A FTSE 100 dividend star
I believe National Grid’s (LSE: NG) an ultra-attractive dividend stock as rocketing inflation and Covid-19 threaten economic growth. Sure, central bank rate rises in response to soaring prices could cause the FTSE 100 firm’s debt servicing costs to jump.
But I think the essential nature of its services — National Grid has sole responsibility to keep the UK’s power grid up and running — makes it a good pick for these uncertain times. It can expect earnings to remain stable, regardless of broader economic conditions.

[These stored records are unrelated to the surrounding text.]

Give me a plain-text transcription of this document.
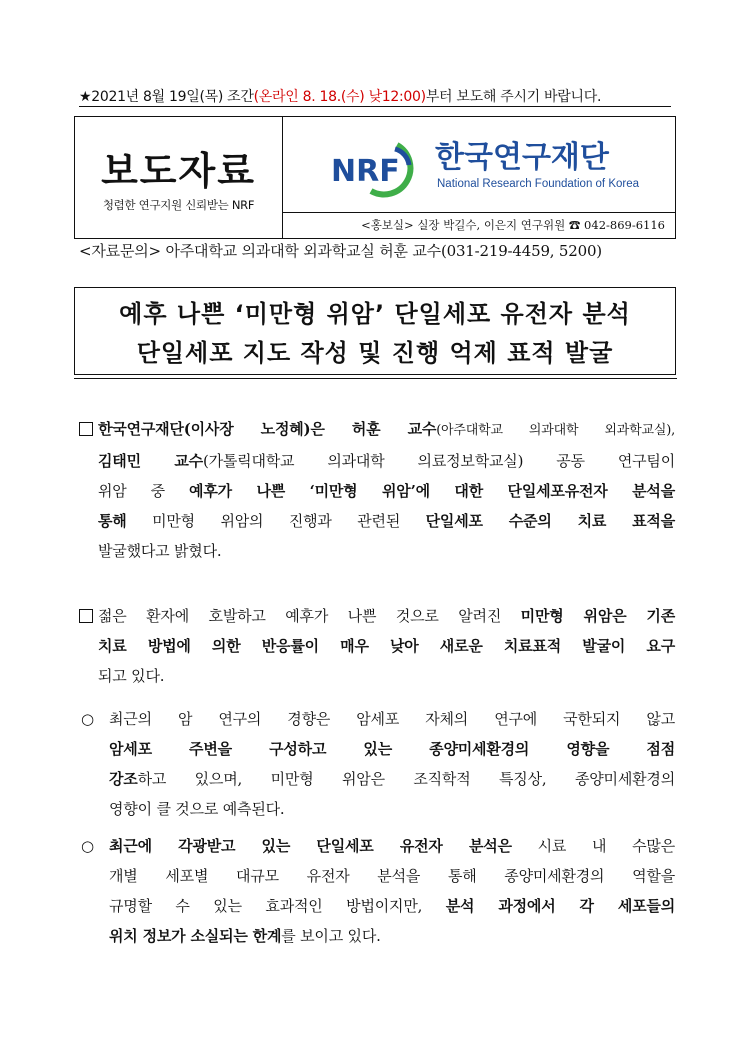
★2021년 8월 19일(목) 조간(온라인 8. 18.(수) 낮12:00)부터 보도해 주시기 바랍니다.
보도자료
청렴한 연구지원 신뢰받는 NRF
NRF 한국연구재단
National Research Foundation of Korea
<홍보실> 실장 박길수, 이은지 연구위원 ☎ 042-869-6116
<자료문의> 아주대학교 의과대학 외과학교실 허훈 교수(031-219-4459, 5200)
예후 나쁜 ‘미만형 위암’ 단일세포 유전자 분석
단일세포 지도 작성 및 진행 억제 표적 발굴
한국연구재단(이사장 노정혜)은 허훈 교수(아주대학교 의과대학 외과학교실),
김태민 교수(가톨릭대학교 의과대학 의료정보학교실) 공동 연구팀이
위암 중 예후가 나쁜 ‘미만형 위암’에 대한 단일세포유전자 분석을
통해 미만형 위암의 진행과 관련된 단일세포 수준의 치료 표적을
발굴했다고 밝혔다.
젊은 환자에 호발하고 예후가 나쁜 것으로 알려진 미만형 위암은 기존
치료 방법에 의한 반응률이 매우 낮아 새로운 치료표적 발굴이 요구
되고 있다.
○ 최근의 암 연구의 경향은 암세포 자체의 연구에 국한되지 않고
암세포 주변을 구성하고 있는 종양미세환경의 영향을 점점
강조하고 있으며, 미만형 위암은 조직학적 특징상, 종양미세환경의
영향이 클 것으로 예측된다.
○ 최근에 각광받고 있는 단일세포 유전자 분석은 시료 내 수많은
개별 세포별 대규모 유전자 분석을 통해 종양미세환경의 역할을
규명할 수 있는 효과적인 방법이지만, 분석 과정에서 각 세포들의
위치 정보가 소실되는 한계를 보이고 있다.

I also like National Grid’s drive to expand its asset base in Britain and the US by 6%-8% each year. This could give profits and, consequently, dividends an extra shot in the arm. Today, the company’s dividend yield sits at a meaty 4.8%. And at current prices, National Grid trades on a forward price-to-earnings growth (PEG) ratio of 0.5. A reading below 1 suggests a stock could be undervalued.
Taking care of business
I also reckon Impact Healthcare REIT (LSE: IHR) could be a brilliant buy for me as Britain’s population rapidly ages. Demand for the sort of care homes it operates is therefore soaring and, as a consequence, so are rents. Buying property stocks like this could be a good idea as the rents it charges will rise alongside broader inflation. This dividend stock also trades on a price-to-earnings (P/E) ratio of just 10 times. It carries a chunky 5.6% dividend yield to boot.
Changes to the government’s social care funding could have a significant impact on future profits. Though it’s my opinion that this risk is baked into Impact Healthcare’s low share price. I like the company’s commitment to acquisitions to drive future profits. In December, it shelled out almost £52m to acquire a portfolio of 15 care homes across Scotland and Northern Ireland.
I’m also pleased by Impact Healthcare’s classification as a real estate investment trust (REIT). This means the firm’s obliged to pay 90% of annual profits to shareholders by way of dividends.
8.2% dividend yields!
I think Direct Line Insurance Group (LSE: DLG) could be another useful stock to own if the economy goes sideways. History shows us that consumer spending on general insurance products remains remarkably resilient, even when broader consumer spending comes under pressure. And this UK share can expect demand for its home, motor, pet, landlord and other insurance services to remain solid.
The only fly in the ointment is the potential for subdued revenues and higher claims at its travel divisions if further coronavirus-related lockdowns come down the pipe. I’d still buy Direct Line though because of its low price and massive dividend yield. The latter sits at a mammoth 8.2% while the insurer trades on a P/E ratio of around 10 times for 2022.